INPUT URL (or rendered HTML) + target brand | brief │ ▼ L1 · DETERMINISTIC EXTRACTION palette via k-means over rendered pixels CSS tokens via regex (radius, borders, tracking, weights) density via DOM counters (sections, gaps, element counts) voice signals via text-stats (sentence length, hedging frequency) │ ▼ L2 · LLM JUDGE (subjective axes only) voice.archetype · emphasis.mechanism · motion.character surface.texture · imagery.strategy │ ▼ L3 · PER-AXIS SCORE each axis a: ca = clip( 1 − |ba − oa| / span, 0, 1 ) weighted by catalog_prior from /api/weights.json │ ▼ VERDICT pass (≥80) · revise (55–79) · reject (<55) + strongest axis, weakest axis, next_action
Every score carries an audit block (grammar version, judge model, weights version,
input fingerprint, timestamp) so any verdict is reproducible and contestable.
§What’s deterministic, what’s LLM
The split is published per axis in schema/grammar-v2.json
under the extraction field.

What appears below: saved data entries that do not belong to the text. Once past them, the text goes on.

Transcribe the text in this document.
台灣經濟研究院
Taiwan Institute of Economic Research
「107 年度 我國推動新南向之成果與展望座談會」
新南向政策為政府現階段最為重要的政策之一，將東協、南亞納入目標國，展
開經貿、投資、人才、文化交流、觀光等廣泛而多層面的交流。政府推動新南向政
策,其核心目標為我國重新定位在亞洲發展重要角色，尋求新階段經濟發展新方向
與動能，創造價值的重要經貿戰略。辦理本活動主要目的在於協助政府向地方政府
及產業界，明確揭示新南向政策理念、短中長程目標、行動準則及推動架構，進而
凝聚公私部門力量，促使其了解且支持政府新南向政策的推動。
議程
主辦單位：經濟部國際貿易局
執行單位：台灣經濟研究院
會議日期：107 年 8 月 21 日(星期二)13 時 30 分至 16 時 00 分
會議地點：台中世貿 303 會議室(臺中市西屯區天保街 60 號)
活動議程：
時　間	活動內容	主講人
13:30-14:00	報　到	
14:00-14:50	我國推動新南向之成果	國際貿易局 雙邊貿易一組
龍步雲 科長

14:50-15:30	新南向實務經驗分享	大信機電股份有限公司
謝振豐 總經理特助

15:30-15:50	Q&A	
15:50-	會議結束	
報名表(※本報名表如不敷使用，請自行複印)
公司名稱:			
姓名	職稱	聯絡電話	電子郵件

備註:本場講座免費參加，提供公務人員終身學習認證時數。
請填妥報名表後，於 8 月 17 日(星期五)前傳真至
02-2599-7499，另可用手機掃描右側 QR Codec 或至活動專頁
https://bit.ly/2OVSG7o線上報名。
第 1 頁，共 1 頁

Reproducibility lives on the left; taste lives on the right.
| Method | Axes | Why |
|---|---|---|
| deterministic |
surface.* · palette.* · type.heading_weight
· type.tracking · whitespace.section_gap
· voice.hedging · motion.budget
|
Hex values, font weights, DOM counts. Same input → same output, every run. No prompts, no temperature. |
| model-graded |
voice.archetype · emphasis.mechanism
· motion.character · surface.texture
· imagery.strategy
|
Genuinely categorical taste calls (“is this voice engineer or concierge?”). An LLM with the grammar in context returns a value; absence of an API key returns n/a rather than a guess. |
| mixed |
type.pairing · emphasis.cta_treatment
· whitespace.discipline · voice.formality
|
Deterministic signal where available; model fallback when DOM evidence is ambiguous. |
§The Golden Set
Five hand-graded reference brands anchor the calibration chain. They were chosen for legibility, not popularity: maximal axis coverage and minimal interpretive ambiguity, across surface, palette, type, voice, and motion.
- anthropic
- apple
- stripe
- linear
- acne-studios
Per-axis agreement between the judge and the hand grades is published live at /eval.
Where the judge currently disagrees materially with hand grades — a small slice of axes, mostly
around voice.archetype and surface.texture — those rows are flagged on
the calibration page rather than averaged away.
§Tier promotion
Tier is a function of grammar coverage and validation status, not editorial opinion. The pipeline
promotes entries deterministically; reference-tier is reserved for hand-graded anchors.
tools/taste_gate.py, 0 critical fails)
→
reference
(hand-graded only)
A pipeline-extracted entry enters as community. To promote, it runs through the
severity-weighted checklist in taste_gate.py — critical items must be
at zero fails. Drops below threshold are demoted to community or unrated
rather than silently retained. See TIER-RUBRIC.md for the full gate.
§Failure modes we surface
The judge can be wrong. Per-axis output exists so you can see exactly where. Four classes of failure are listed openly, not hidden behind an average.
- CSS-in-JS opacity Palette and token extraction degrade on heavily runtime-styled sites where the rendered DOM contains few authored class names and most colors come from inline style attributes injected by the framework.
-
missing API key → n/a
The LLM-graded axes (
voice.archetype,motion.character, etc.) require a model API key. Without one, those axes returnn/aand are excluded from the weighted score — rather than guessed. - judge disagreement is visible When the judge disagrees with a hand grade, the per-axis row on /eval shows it. There is no single fidelity number that absorbs the disagreement; you can always drill to the axis that broke.
-
tasteHQ is a mirror, not the source
Canonical state for a brand lives at the brand’s own domain under
/.well-known/taste. tasteHQ aggregates and judges; it does not own the truth. A brand can republish a corrected grammar at any time and tasteHQ re-mirrors.
§The protocol
Grammar v2 is an open spec. Anyone implementing it can host their own canonical entry at
/.well-known/taste. tasteHQ’s job is to
aggregate those entries and judge against them — not to be the registry of record. The full
schema, conformance levels, and badge live at /spec.